Warren Buffett, the billionaire stock picker and takeover specialist, said investors should be wary of valuations for social networking Web sites as some of the industry’s biggest companies prepare to sell shares.
“Most of them will be overpriced,” Buffett, chairman and chief executive officer of Berkshire Hathaway Inc, said in New Delhi on Friday.

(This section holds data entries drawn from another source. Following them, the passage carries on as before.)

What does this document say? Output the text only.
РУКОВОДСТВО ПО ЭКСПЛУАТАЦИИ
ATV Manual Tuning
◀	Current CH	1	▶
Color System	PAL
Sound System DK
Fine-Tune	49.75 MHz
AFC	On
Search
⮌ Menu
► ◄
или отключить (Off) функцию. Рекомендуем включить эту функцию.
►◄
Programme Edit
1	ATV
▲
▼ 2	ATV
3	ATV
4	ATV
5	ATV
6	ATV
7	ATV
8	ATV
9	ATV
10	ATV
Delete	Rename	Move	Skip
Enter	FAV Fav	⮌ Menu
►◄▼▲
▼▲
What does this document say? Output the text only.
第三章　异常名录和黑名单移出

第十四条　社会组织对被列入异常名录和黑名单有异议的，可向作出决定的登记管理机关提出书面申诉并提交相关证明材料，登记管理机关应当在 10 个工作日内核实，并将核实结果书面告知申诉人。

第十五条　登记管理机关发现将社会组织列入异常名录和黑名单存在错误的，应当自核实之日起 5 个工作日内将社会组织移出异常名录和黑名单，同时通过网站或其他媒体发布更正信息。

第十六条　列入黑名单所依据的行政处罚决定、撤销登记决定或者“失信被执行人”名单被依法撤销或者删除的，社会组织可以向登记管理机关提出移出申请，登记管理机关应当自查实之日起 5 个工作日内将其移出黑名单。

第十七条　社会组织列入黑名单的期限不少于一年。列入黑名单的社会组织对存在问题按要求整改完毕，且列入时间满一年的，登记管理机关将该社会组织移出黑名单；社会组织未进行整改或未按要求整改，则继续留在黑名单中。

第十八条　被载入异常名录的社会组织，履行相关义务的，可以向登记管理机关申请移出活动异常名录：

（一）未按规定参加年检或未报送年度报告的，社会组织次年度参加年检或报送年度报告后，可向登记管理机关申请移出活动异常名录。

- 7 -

“It’s extremely difficult to value social networking site companies,” he said, without specifying companies. “Some will be huge winners, which will make up for the rest.”
PHOTO: BLOOMBERG
Facebook Inc, owner of the most popular social-networking site, drew investors including Goldman Sachs Group Inc in private stock sales that valued the company at US$50 billion as of January. Groupon Inc, the Chicago-based daily deals site, has held talks about an initial public offering that would value it at as much as US$25 billion, two people familiar with the matter said earlier this month.
Twitter Inc, the microblogging site, said in December that it was valued at US$3.7 billion after receiving a US$200 million round of funding led by venture capital firm Kleiner Perkins Caufield & Byers. The company’s value may now be closer to US$5 billion, according to SharesPost Inc, a private-share exchange.
Buffett, 80, has shunned technology investments in favor of industrial, financial and -consumer-goods holdings in his four -decades at Omaha, Nebraska-based Berkshire. Traveling in India to review Berkshire’s operations and scout opportunities, he took questions at a meeting with insurance customers and spoke on topics from the economy to investments.
Buffett said investors should avoid long-term fixed-income bets in US dollars because the currency’s purchasing power would decline.
“I would recommend against buying long-term fixed-dollar investments,” Buffett said. “If you ask me if the US dollar is going to hold its purchasing power fully at the level of this year, five years, 10 years or 20 years from now, I would tell you it will not.”
Buffett has shortened the duration of Berkshire’s bond holdings since 2009 as the US Federal Reserve eased monetary policy to stimulate the economy. Over the same period, he has added to cash holdings and committed more than US$35 billion to company takeovers.
“I would much rather own businesses,” he said. “It’s very easy to take away the value of fixed-dollar investments.”
As of Dec. 31 last year, Berkshire owned about US$61.5 billion in stocks, US$34.9 billion in fixed-maturity securities and US$23 billion in “other investments.”